4 Millionen Menschen profitieren von einem besseren Lohn. Es gibt mehr sozialversicherungspflichtige Beschäftigung, und es gibt immer weniger Menschen, die trotz Arbeit am Ende des Monats zum Amt müssen, um Sozialleistungen zu beantragen.

(Alexander Ulrich [DIE LINKE]: Stimmt doch gar nicht!)

Und unserer Volkswirtschaft tut dieser Mindestlohn auch gut. Er schafft zusätzliche Kaufkraft und stärkt auch die nächsthöheren Lohngruppen, weil er sie mitzieht.
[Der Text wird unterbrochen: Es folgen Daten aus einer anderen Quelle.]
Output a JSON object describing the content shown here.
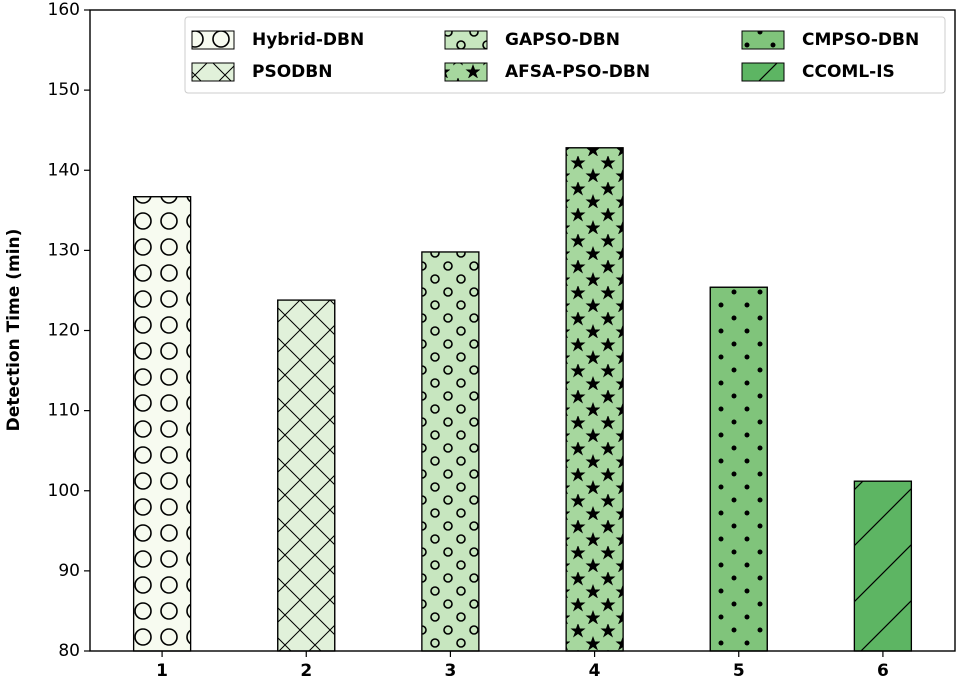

Aber ich will an dieser Stelle auch sagen: Ja, der Mindestlohn ist kein guter Lohn. Er ist eine Untergrenze; eine Untergrenze, die wir eingezogen haben gegen Lohndumping, gegen unfairen Wettbewerb. Viele wollen einen höheren Mindestlohn; ich habe gar nichts dagegen. Wer sollte etwas dagegen haben? Es ist immer gut, wenn niedrigere Lohngruppen, untere und mittlere Stufen gestärkt werden und höhere Löhne erhalten.
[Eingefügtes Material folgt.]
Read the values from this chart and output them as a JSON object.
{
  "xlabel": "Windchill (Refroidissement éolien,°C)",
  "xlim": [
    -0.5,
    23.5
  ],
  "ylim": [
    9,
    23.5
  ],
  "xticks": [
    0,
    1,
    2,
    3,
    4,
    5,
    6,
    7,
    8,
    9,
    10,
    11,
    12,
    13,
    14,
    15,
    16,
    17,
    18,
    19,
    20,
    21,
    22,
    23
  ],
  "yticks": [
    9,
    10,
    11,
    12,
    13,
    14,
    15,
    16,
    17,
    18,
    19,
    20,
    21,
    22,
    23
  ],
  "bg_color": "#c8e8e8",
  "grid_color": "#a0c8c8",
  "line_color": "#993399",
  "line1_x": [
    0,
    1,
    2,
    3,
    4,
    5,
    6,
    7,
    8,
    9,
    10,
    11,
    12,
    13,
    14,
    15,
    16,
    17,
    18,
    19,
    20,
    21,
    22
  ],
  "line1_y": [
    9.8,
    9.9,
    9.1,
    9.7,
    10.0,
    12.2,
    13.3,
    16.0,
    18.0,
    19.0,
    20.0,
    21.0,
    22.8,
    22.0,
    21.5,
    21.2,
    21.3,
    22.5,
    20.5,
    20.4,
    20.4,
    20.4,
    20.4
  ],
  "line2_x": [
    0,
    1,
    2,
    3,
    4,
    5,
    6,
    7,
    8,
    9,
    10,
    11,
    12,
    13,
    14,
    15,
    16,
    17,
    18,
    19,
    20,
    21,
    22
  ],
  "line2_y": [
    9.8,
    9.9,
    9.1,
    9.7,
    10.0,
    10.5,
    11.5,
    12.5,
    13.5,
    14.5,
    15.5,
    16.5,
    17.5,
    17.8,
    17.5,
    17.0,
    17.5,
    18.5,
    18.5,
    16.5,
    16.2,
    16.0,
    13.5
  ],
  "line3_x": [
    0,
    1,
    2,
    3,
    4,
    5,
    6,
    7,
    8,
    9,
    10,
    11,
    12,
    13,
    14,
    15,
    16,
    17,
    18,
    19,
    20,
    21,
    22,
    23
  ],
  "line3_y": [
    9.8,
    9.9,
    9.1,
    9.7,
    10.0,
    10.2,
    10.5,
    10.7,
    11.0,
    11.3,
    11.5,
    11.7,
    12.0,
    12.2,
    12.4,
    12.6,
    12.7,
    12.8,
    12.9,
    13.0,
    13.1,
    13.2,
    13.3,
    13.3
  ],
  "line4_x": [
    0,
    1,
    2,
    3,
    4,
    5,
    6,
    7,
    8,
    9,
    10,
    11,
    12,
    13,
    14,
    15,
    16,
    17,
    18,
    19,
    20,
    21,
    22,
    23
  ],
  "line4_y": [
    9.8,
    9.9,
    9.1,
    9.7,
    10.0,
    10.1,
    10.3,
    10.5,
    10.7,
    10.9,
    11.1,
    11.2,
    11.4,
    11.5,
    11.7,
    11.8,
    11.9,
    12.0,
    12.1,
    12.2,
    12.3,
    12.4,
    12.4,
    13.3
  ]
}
Ich bin aber dagegen, diesen Mindestlohn jetzt per Gesetz neu zu regeln; denn wir haben mit der Einführung des Mindestlohns schon in die Tarifautonomie eingegriffen. Das war notwendig, das war geboten, und es war auch richtig. Aber wir wollen und sollten das nicht zur Regel machen; denn die Entscheidung über die Höhe des Mindestlohnes haben wir in die Hände einer unabhängigen Mindestlohnkommission gelegt, die aus Gewerkschaften, aus Arbeitgebenden besteht. Die können das besser; die können das viel besser als wir.
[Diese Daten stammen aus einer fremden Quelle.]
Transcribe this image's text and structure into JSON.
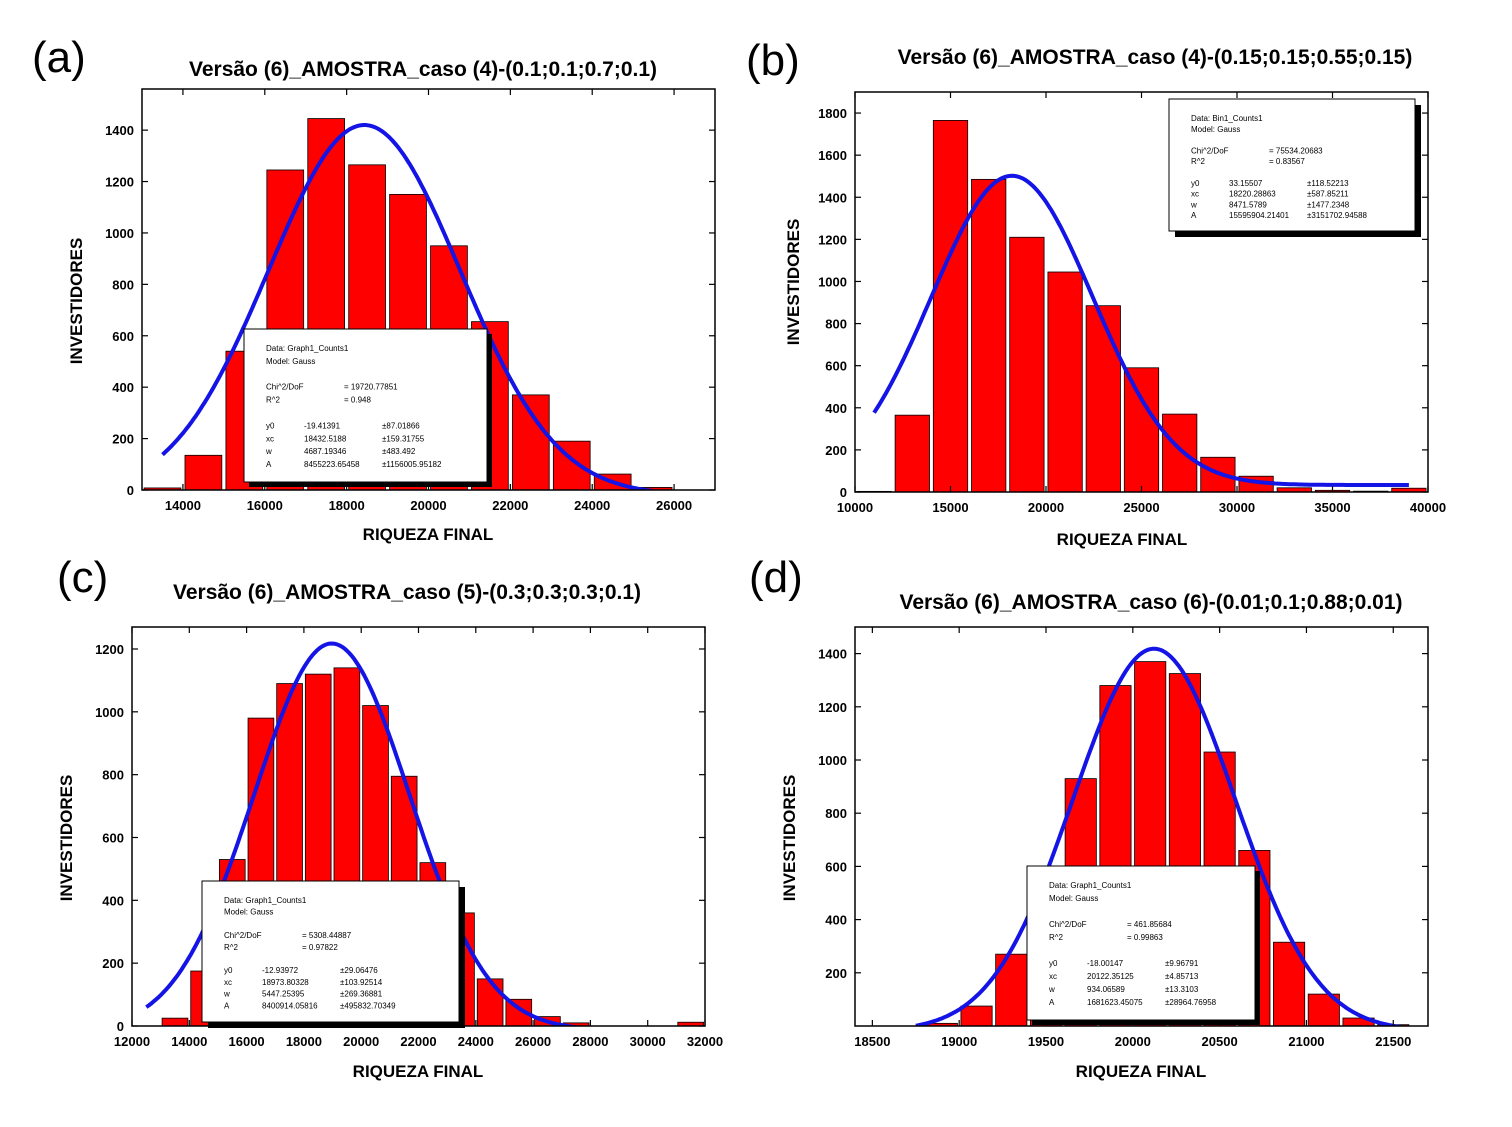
{
  "colors": {
    "bar_fill": "#ff0000",
    "bar_edge": "#000000",
    "fit_line": "#1414e6",
    "frame": "#000000",
    "shadow": "#000000"
  },
  "panels": [
    {
      "letter": "(a)",
      "title": "Versão (6)_AMOSTRA_caso (4)-(0.1;0.1;0.7;0.1)",
      "xlabel": "RIQUEZA FINAL",
      "ylabel": "INVESTIDORES",
      "xticks": [
        "14000",
        "16000",
        "18000",
        "20000",
        "22000",
        "24000",
        "26000"
      ],
      "yticks": [
        "0",
        "200",
        "400",
        "600",
        "800",
        "1000",
        "1200",
        "1400"
      ],
      "show_zero": true,
      "fitbox": {
        "lines": [
          [
            "Data: Graph1_Counts1"
          ],
          [
            "Model: Gauss"
          ],
          [
            ""
          ],
          [
            "Chi^2/DoF",
            "= 19720.77851"
          ],
          [
            "R^2",
            "= 0.948"
          ],
          [
            ""
          ],
          [
            "y0",
            "-19.41391",
            "±87.01866"
          ],
          [
            "xc",
            "18432.5188",
            "±159.31755"
          ],
          [
            "w",
            "4687.19346",
            "±483.492"
          ],
          [
            "A",
            "8455223.65458",
            "±1156005.95182"
          ]
        ]
      }
    },
    {
      "letter": "(b)",
      "title": "Versão (6)_AMOSTRA_caso (4)-(0.15;0.15;0.55;0.15)",
      "xlabel": "RIQUEZA FINAL",
      "ylabel": "INVESTIDORES",
      "xticks": [
        "10000",
        "15000",
        "20000",
        "25000",
        "30000",
        "35000",
        "40000"
      ],
      "yticks": [
        "0",
        "200",
        "400",
        "600",
        "800",
        "1000",
        "1200",
        "1400",
        "1600",
        "1800"
      ],
      "show_zero": true,
      "fitbox": {
        "lines": [
          [
            "Data: Bin1_Counts1"
          ],
          [
            "Model: Gauss"
          ],
          [
            ""
          ],
          [
            "Chi^2/DoF",
            "= 75534.20683"
          ],
          [
            "R^2",
            "= 0.83567"
          ],
          [
            ""
          ],
          [
            "y0",
            "33.15507",
            "±118.52213"
          ],
          [
            "xc",
            "18220.28863",
            "±587.85211"
          ],
          [
            "w",
            "8471.5789",
            "±1477.2348"
          ],
          [
            "A",
            "15595904.21401",
            "±3151702.94588"
          ]
        ]
      }
    },
    {
      "letter": "(c)",
      "title": "Versão (6)_AMOSTRA_caso (5)-(0.3;0.3;0.3;0.1)",
      "xlabel": "RIQUEZA FINAL",
      "ylabel": "INVESTIDORES",
      "xticks": [
        "12000",
        "14000",
        "16000",
        "18000",
        "20000",
        "22000",
        "24000",
        "26000",
        "28000",
        "30000",
        "32000"
      ],
      "yticks": [
        "0",
        "200",
        "400",
        "600",
        "800",
        "1000",
        "1200"
      ],
      "show_zero": true,
      "fitbox": {
        "lines": [
          [
            "Data: Graph1_Counts1"
          ],
          [
            "Model: Gauss"
          ],
          [
            ""
          ],
          [
            "Chi^2/DoF",
            "= 5308.44887"
          ],
          [
            "R^2",
            "= 0.97822"
          ],
          [
            ""
          ],
          [
            "y0",
            "-12.93972",
            "±29.06476"
          ],
          [
            "xc",
            "18973.80328",
            "±103.92514"
          ],
          [
            "w",
            "5447.25395",
            "±269.36881"
          ],
          [
            "A",
            "8400914.05816",
            "±495832.70349"
          ]
        ]
      }
    },
    {
      "letter": "(d)",
      "title": "Versão (6)_AMOSTRA_caso (6)-(0.01;0.1;0.88;0.01)",
      "xlabel": "RIQUEZA FINAL",
      "ylabel": "INVESTIDORES",
      "xticks": [
        "18500",
        "19000",
        "19500",
        "20000",
        "20500",
        "21000",
        "21500"
      ],
      "yticks": [
        "200",
        "400",
        "600",
        "800",
        "1000",
        "1200",
        "1400"
      ],
      "show_zero": false,
      "fitbox": {
        "lines": [
          [
            "Data: Graph1_Counts1"
          ],
          [
            "Model: Gauss"
          ],
          [
            ""
          ],
          [
            "Chi^2/DoF",
            "= 461.85684"
          ],
          [
            "R^2",
            "= 0.99863"
          ],
          [
            ""
          ],
          [
            "y0",
            "-18.00147",
            "±9.96791"
          ],
          [
            "xc",
            "20122.35125",
            "±4.85713"
          ],
          [
            "w",
            "934.06589",
            "±13.3103"
          ],
          [
            "A",
            "1681623.45075",
            "±28964.76958"
          ]
        ]
      }
    }
  ],
  "chart_data": [
    {
      "type": "bar",
      "title": "Versão (6)_AMOSTRA_caso (4)-(0.1;0.1;0.7;0.1)",
      "xlabel": "RIQUEZA FINAL",
      "ylabel": "INVESTIDORES",
      "xlim": [
        13000,
        27000
      ],
      "ylim": [
        0,
        1560
      ],
      "bin_width": 1000,
      "bars": [
        {
          "x": 13500,
          "y": 8
        },
        {
          "x": 14500,
          "y": 135
        },
        {
          "x": 15500,
          "y": 540
        },
        {
          "x": 16500,
          "y": 1245
        },
        {
          "x": 17500,
          "y": 1445
        },
        {
          "x": 18500,
          "y": 1265
        },
        {
          "x": 19500,
          "y": 1150
        },
        {
          "x": 20500,
          "y": 950
        },
        {
          "x": 21500,
          "y": 655
        },
        {
          "x": 22500,
          "y": 370
        },
        {
          "x": 23500,
          "y": 190
        },
        {
          "x": 24500,
          "y": 62
        },
        {
          "x": 25500,
          "y": 10
        }
      ],
      "fit": {
        "model": "Gauss",
        "y0": -19.41391,
        "xc": 18432.5188,
        "w": 4687.19346,
        "A": 8455223.65458,
        "x_range": [
          13500,
          25500
        ]
      }
    },
    {
      "type": "bar",
      "title": "Versão (6)_AMOSTRA_caso (4)-(0.15;0.15;0.55;0.15)",
      "xlabel": "RIQUEZA FINAL",
      "ylabel": "INVESTIDORES",
      "xlim": [
        10000,
        40000
      ],
      "ylim": [
        0,
        1900
      ],
      "bin_width": 2000,
      "bars": [
        {
          "x": 11000,
          "y": 3
        },
        {
          "x": 13000,
          "y": 365
        },
        {
          "x": 15000,
          "y": 1765
        },
        {
          "x": 17000,
          "y": 1485
        },
        {
          "x": 19000,
          "y": 1210
        },
        {
          "x": 21000,
          "y": 1045
        },
        {
          "x": 23000,
          "y": 885
        },
        {
          "x": 25000,
          "y": 590
        },
        {
          "x": 27000,
          "y": 370
        },
        {
          "x": 29000,
          "y": 165
        },
        {
          "x": 31000,
          "y": 75
        },
        {
          "x": 33000,
          "y": 20
        },
        {
          "x": 35000,
          "y": 8
        },
        {
          "x": 37000,
          "y": 4
        },
        {
          "x": 39000,
          "y": 18
        }
      ],
      "fit": {
        "model": "Gauss",
        "y0": 33.15507,
        "xc": 18220.28863,
        "w": 8471.5789,
        "A": 15595904.21401,
        "x_range": [
          11000,
          39000
        ]
      }
    },
    {
      "type": "bar",
      "title": "Versão (6)_AMOSTRA_caso (5)-(0.3;0.3;0.3;0.1)",
      "xlabel": "RIQUEZA FINAL",
      "ylabel": "INVESTIDORES",
      "xlim": [
        12000,
        32000
      ],
      "ylim": [
        0,
        1270
      ],
      "bin_width": 1000,
      "bars": [
        {
          "x": 13500,
          "y": 25
        },
        {
          "x": 14500,
          "y": 175
        },
        {
          "x": 15500,
          "y": 530
        },
        {
          "x": 16500,
          "y": 980
        },
        {
          "x": 17500,
          "y": 1090
        },
        {
          "x": 18500,
          "y": 1120
        },
        {
          "x": 19500,
          "y": 1140
        },
        {
          "x": 20500,
          "y": 1020
        },
        {
          "x": 21500,
          "y": 795
        },
        {
          "x": 22500,
          "y": 520
        },
        {
          "x": 23500,
          "y": 360
        },
        {
          "x": 24500,
          "y": 150
        },
        {
          "x": 25500,
          "y": 85
        },
        {
          "x": 26500,
          "y": 30
        },
        {
          "x": 27500,
          "y": 10
        },
        {
          "x": 31500,
          "y": 12
        }
      ],
      "fit": {
        "model": "Gauss",
        "y0": -12.93972,
        "xc": 18973.80328,
        "w": 5447.25395,
        "A": 8400914.05816,
        "x_range": [
          12500,
          31500
        ]
      }
    },
    {
      "type": "bar",
      "title": "Versão (6)_AMOSTRA_caso (6)-(0.01;0.1;0.88;0.01)",
      "xlabel": "RIQUEZA FINAL",
      "ylabel": "INVESTIDORES",
      "xlim": [
        18400,
        21700
      ],
      "ylim": [
        0,
        1500
      ],
      "bin_width": 200,
      "bars": [
        {
          "x": 18900,
          "y": 10
        },
        {
          "x": 19100,
          "y": 75
        },
        {
          "x": 19300,
          "y": 270
        },
        {
          "x": 19500,
          "y": 440
        },
        {
          "x": 19700,
          "y": 930
        },
        {
          "x": 19900,
          "y": 1280
        },
        {
          "x": 20100,
          "y": 1370
        },
        {
          "x": 20300,
          "y": 1325
        },
        {
          "x": 20500,
          "y": 1030
        },
        {
          "x": 20700,
          "y": 660
        },
        {
          "x": 20900,
          "y": 315
        },
        {
          "x": 21100,
          "y": 120
        },
        {
          "x": 21300,
          "y": 30
        },
        {
          "x": 21500,
          "y": 5
        }
      ],
      "fit": {
        "model": "Gauss",
        "y0": -18.00147,
        "xc": 20122.35125,
        "w": 934.06589,
        "A": 1681623.45075,
        "x_range": [
          18750,
          21550
        ]
      }
    }
  ]
}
(Beifall bei der CDU/CSU sowie bei Abgeordneten der SPD)

Ich denke auch schon noch über die Expertenanhörung nach, die wir zu diesem Thema hatten. Ich frage mich: Ist der Entscheidungsspielraum, den diese Mindestlohnkommission hat, groß genug?

(Matthias W. Birkwald [DIE LINKE]: Ja, die Frage stellt sich in der Tat!)

Sie kann mit Zweidrittelmehrheit eine Abweichung vom Tarifindex beschließen, aber nur, wenn besondere, gravierende Umstände vorliegen.

(Beate Müller-Gemmeke [BÜNDNIS 90/DIE GRÜNEN]: Dann kann die SPD ja unserem Antrag zustimmen!)

Wie konkret wir diese Kommission und den Mindestschutz der Arbeitnehmerinnen und Arbeitnehmer stärken können, werden wir, so wie es vereinbart ist, spätestens 2020 bei der Überprüfung der jetzigen Regel diskutieren und besprechen. Ich will aber auch sagen: Wenn wir die Tarifbindung stärken, wenn wir mehr Allgemeinverbindlichkeit von Tarifverträgen und ein Tariftreuegesetz haben und öffentliche Aufträge nur da vergeben werden, wo es Tarifverträge gibt – die öffentliche Hand ist ein sehr großer Auftraggeber –,

(Beate Müller-Gemmeke [BÜNDNIS 90/DIE GRÜNEN]: Dann müssen Sie das halt alles mal machen!)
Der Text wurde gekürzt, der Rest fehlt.